After college, Frey taught high school briefly. She later recalled that she could suppress hate speech in her classroom but, with history textbooks that never mentioned race and class, she could not guide students toward a greater understanding of the issues that drove it. When she entered Tulane’s PhD program in the early 1960s, she was disappointed to find that historical scholarship, too, failed to tell the stories of working people and those who were not white—until she read Jesse Lemisch’s “Jack Tar in the Streets” (William and Mary Quarterly, 1968). Inspired by it, she wrote her dissertation on the common British soldiers in the American Revolution, which was published as her first book, The British Soldier in America: A Social History of Military Life in the Revolutionary Period (Univ. of Texas Press, 1981).
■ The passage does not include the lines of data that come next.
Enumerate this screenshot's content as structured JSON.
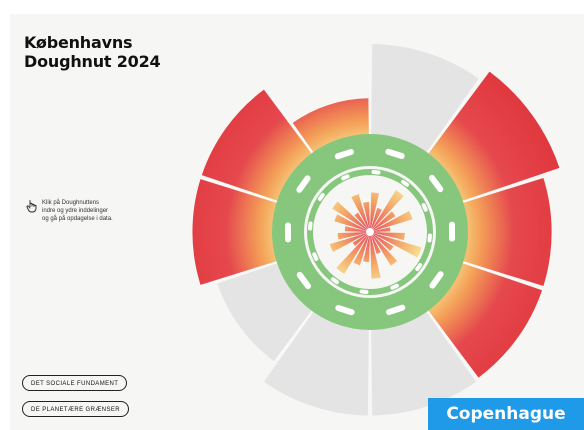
{
  "title": "Københavns\nDoughnut 2024",
  "hint": {
    "text": "Klik på Doughnuttens\nindre og ydre inddelinger\nog gå på opdagelse i data.",
    "icon": "hand-pointer-icon"
  },
  "buttons": {
    "social": "DET SOCIALE FUNDAMENT",
    "planetary": "DE PLANETÆRE GRÆNSER"
  },
  "badge": "Copenhague",
  "colors": {
    "doughnut": "#86c77d",
    "overshoot_high": "#e5484d",
    "overshoot_mid": "#f4a259",
    "overshoot_low": "#f6e58d",
    "no_data": "#e4e4e4",
    "shortfall": "#e5484d"
  },
  "chart_data": {
    "type": "doughnut",
    "outer_segments": [
      {
        "overshoot": 0.0,
        "no_data": true,
        "no_data_extent": 1.0
      },
      {
        "overshoot": 1.0,
        "no_data": false
      },
      {
        "overshoot": 0.82,
        "no_data": false
      },
      {
        "overshoot": 0.82,
        "no_data": false
      },
      {
        "overshoot": 0.0,
        "no_data": true,
        "no_data_extent": 0.95
      },
      {
        "overshoot": 0.0,
        "no_data": true,
        "no_data_extent": 0.95
      },
      {
        "overshoot": 0.0,
        "no_data": true,
        "no_data_extent": 0.7
      },
      {
        "overshoot": 0.78,
        "no_data": false
      },
      {
        "overshoot": 0.78,
        "no_data": false
      },
      {
        "overshoot": 0.35,
        "no_data": false
      }
    ],
    "inner_wedges": [
      0.7,
      0.4,
      0.9,
      0.5,
      0.8,
      0.3,
      0.6,
      1.0,
      0.45,
      0.7,
      0.35,
      0.85,
      0.5,
      0.6,
      0.9,
      0.3,
      0.75,
      0.55,
      0.4,
      0.65,
      0.8,
      0.35,
      0.7,
      0.5
    ]
  }
}
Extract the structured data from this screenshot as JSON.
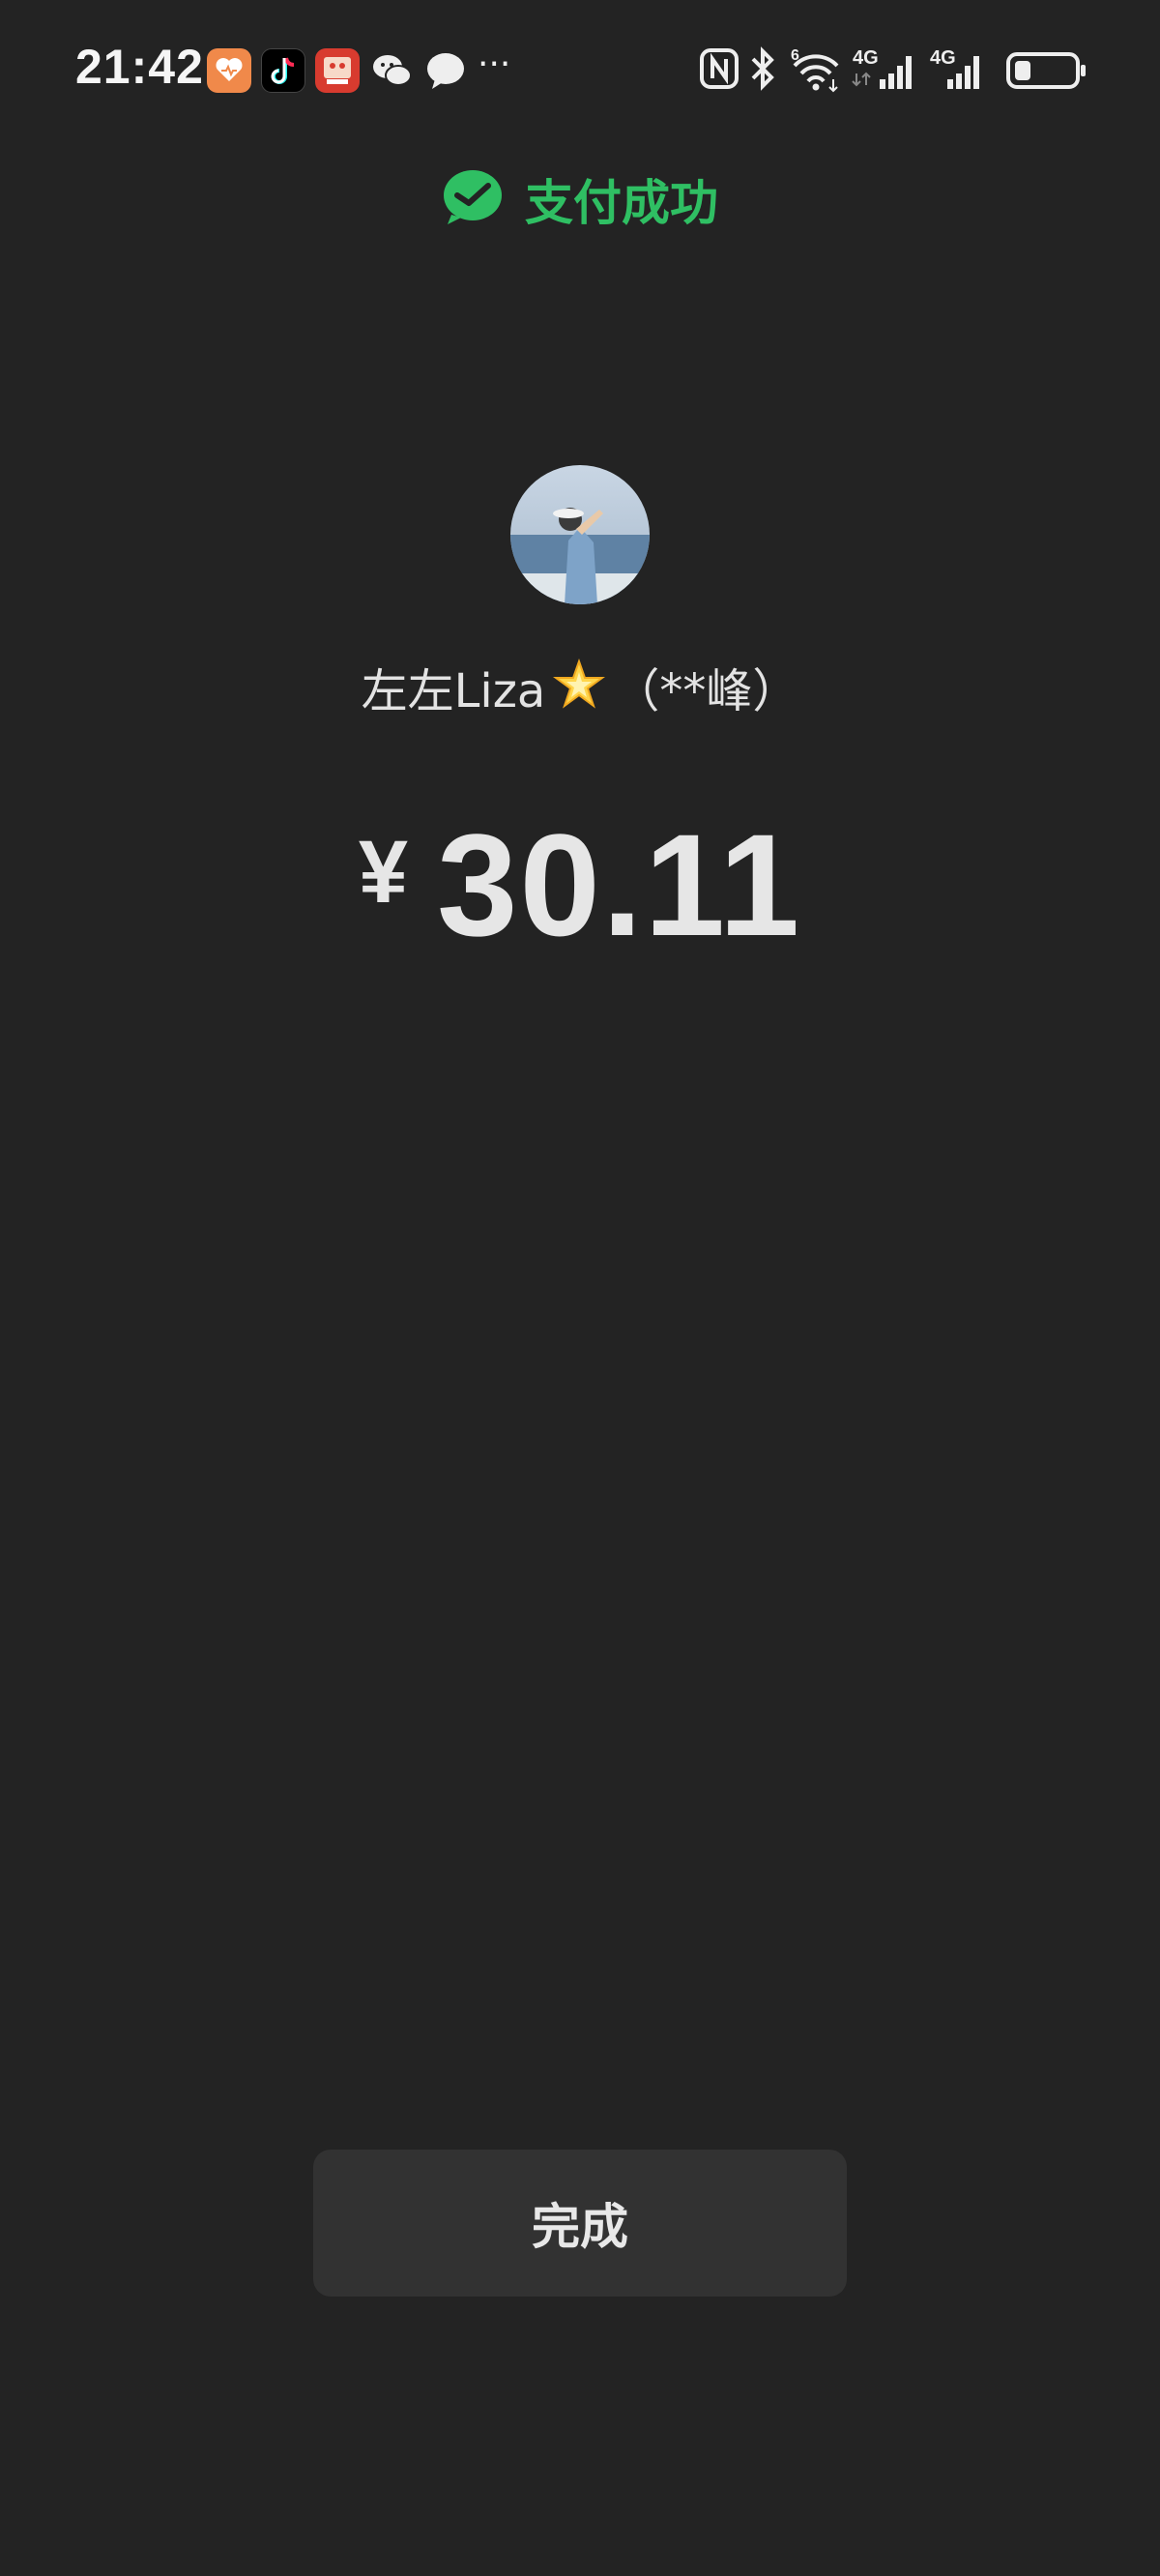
{
  "status_bar": {
    "time": "21:42",
    "more_glyph": "···",
    "notification_icons": [
      "health-app-icon",
      "tiktok-icon",
      "red-app-icon",
      "wechat-icon",
      "message-icon"
    ],
    "system_icons": [
      "nfc-icon",
      "bluetooth-icon",
      "wifi-icon",
      "signal-4g-icon",
      "signal-4g-icon",
      "battery-icon"
    ],
    "wifi_badge": "6",
    "network_label_1": "4G",
    "network_label_2": "4G"
  },
  "header": {
    "title": "支付成功",
    "icon": "check-circle-icon",
    "accent_color": "#2fbf63"
  },
  "payee": {
    "name": "左左Liza",
    "emoji": "🌟",
    "masked_name": "（**峰）"
  },
  "payment": {
    "currency_symbol": "¥",
    "amount": "30.11"
  },
  "actions": {
    "done_label": "完成"
  },
  "theme": {
    "background": "#232323",
    "button_background": "#323232"
  }
}
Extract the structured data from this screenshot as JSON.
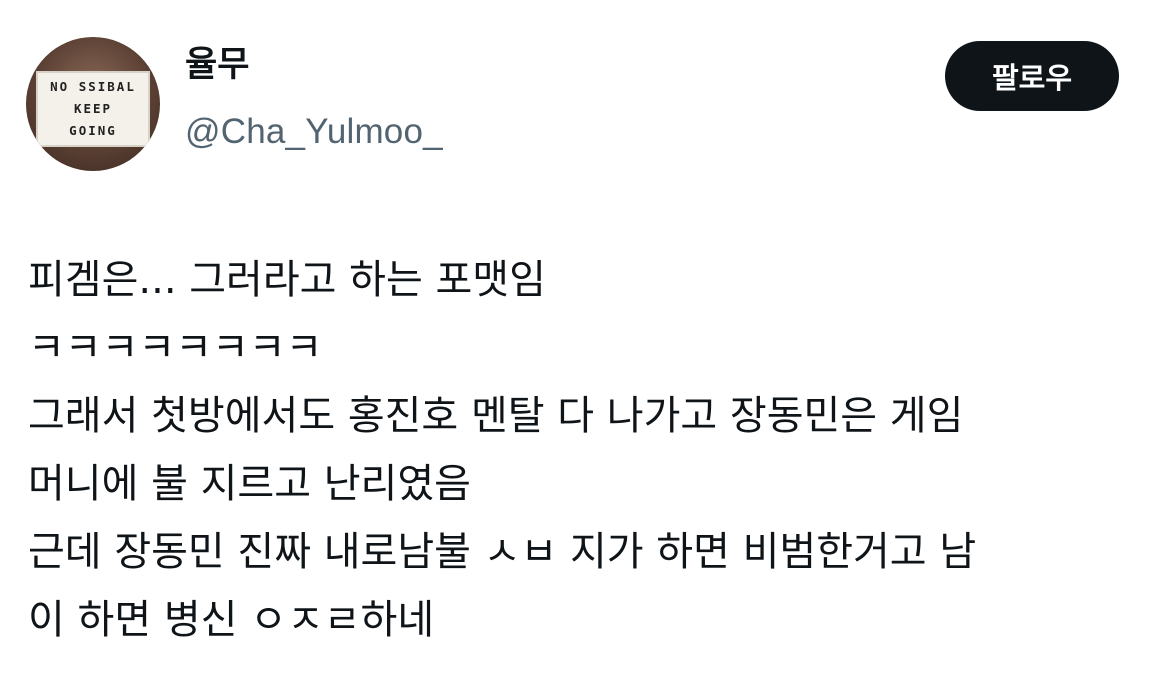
{
  "profile": {
    "display_name": "율무",
    "handle": "@Cha_Yulmoo_",
    "avatar_text": [
      "NO SSIBAL",
      "KEEP",
      "GOING"
    ]
  },
  "follow_button": {
    "label": "팔로우"
  },
  "tweet": {
    "lines": [
      "피겜은... 그러라고 하는 포맷임",
      "ㅋㅋㅋㅋㅋㅋㅋㅋ",
      "그래서 첫방에서도 홍진호 멘탈 다 나가고 장동민은 게임",
      "머니에 불 지르고 난리였음",
      "근데 장동민 진짜 내로남불 ㅅㅂ 지가 하면 비범한거고 남",
      "이 하면 병신 ㅇㅈㄹ하네"
    ]
  },
  "colors": {
    "text_primary": "#0f1419",
    "text_secondary": "#536471",
    "button_bg": "#0f1419",
    "button_text": "#ffffff"
  }
}
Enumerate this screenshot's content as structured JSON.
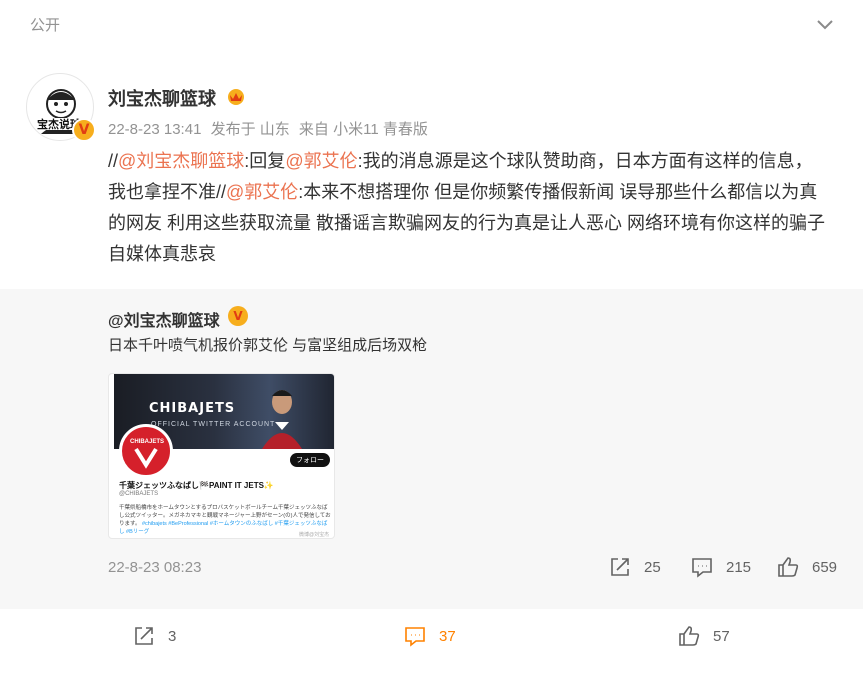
{
  "header": {
    "visibility": "公开"
  },
  "post": {
    "author": "刘宝杰聊篮球",
    "time": "22-8-23 13:41",
    "location": "发布于 山东",
    "source": "来自 小米11 青春版",
    "content": {
      "p1": "//",
      "m1": "@刘宝杰聊篮球",
      "p2": ":回复",
      "m2": "@郭艾伦",
      "p3": ":我的消息源是这个球队赞助商，日本方面有这样的信息，我也拿捏不准//",
      "m3": "@郭艾伦",
      "p4": ":本来不想搭理你 但是你频繁传播假新闻 误导那些什么都信以为真的网友 利用这些获取流量 散播谣言欺骗网友的行为真是让人恶心 网络环境有你这样的骗子自媒体真悲哀"
    }
  },
  "quoted": {
    "author": "@刘宝杰聊篮球",
    "text": "日本千叶喷气机报价郭艾伦 与富坚组成后场双枪",
    "image": {
      "banner_title": "CHIBAJETS",
      "banner_sub": "OFFICIAL TWITTER ACCOUNT",
      "logo_text": "CHIBAJETS",
      "follow": "フォロー",
      "account_name": "千葉ジェッツふなばし🏁PAINT IT JETS✨",
      "handle": "@CHIBAJETS",
      "bio": "千葉県船橋市をホームタウンとするプロバスケットボールチーム千葉ジェッツふなばし公式ツイッター。メガネカマキと観戦マネージャー上野がセーン(の)人で発信しております。",
      "bio_tags": "#chibajets #BeProfessional #ホームタウンのふなばし #千葉ジェッツふなばし #Bリーグ",
      "watermark": "微博@刘宝杰聊篮球"
    },
    "time": "22-8-23 08:23",
    "stats": {
      "reposts": "25",
      "comments": "215",
      "likes": "659"
    }
  },
  "footer": {
    "reposts": "3",
    "comments": "37",
    "likes": "57"
  },
  "colors": {
    "mention": "#eb7350",
    "accent": "#ff8200",
    "quote_bg": "#f7f7f7",
    "meta": "#939393"
  },
  "icons": [
    "chevron-down-icon",
    "crown-icon",
    "verified-badge-icon",
    "repost-icon",
    "comment-icon",
    "like-icon"
  ]
}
Frey joined Tulane’s history department in 1969 and remained a member of its faculty until her retirement in 2004. Her tenure at Tulane was frequently punctuated by fellowships and visiting professorships that took her to places and institutions far beyond her native Louisiana, among them Princeton University, Rice University, the University of Richmond, the Smithsonian Institution, and the John Carter Brown Library. She was named the 1997–98 Pitt Professor of American History and Institutions at the University of Cambridge.
In her second book, Water from the Rock: Black Resistance in a Revolutionary Age (Princeton Univ. Press, 1991), Frey observed that “the revolutionary war in the South became a war about slavery, if not a war over slavery,” an argument that has had a substantial impact on the way historians approach the relationship among the enslaved, slavery, and the American Revolution. Water from the Rock concludes with a consideration of the development of Black Christianity, a theme that Frey and Betty Wood pursued in their 1998 monograph, Come Shouting to Zion: African American Protestantism in the American South and British Caribbean to 1830 (Univ. of North Carolina Press).
Frey became an active public historian in the latter part of her career, serving on the board of advisers for the PBS series Liberty! The American Revolution (1997) and Africans in America (1998). She was founding director of the Deep South Regional Humanities Center and served as national coordinator for UNESCO’s Transatlantic Slave Trade Education Project. In 2016, she joined three other women to found Nola4Women, a visionary initiative that unites the fragmented efforts of multiple institutions and programs dedicated to serving New Orleans’ vulnerable population of women and children.
Sylvia R. Frey was a generous colleague and mentor who combined a fierce, crusading intellect with a self-deprecating wit. Among her friends, and anyone in need, her tenderness was the quality that defined her. She is survived by a niece and two nephews and by the graduate students she taught.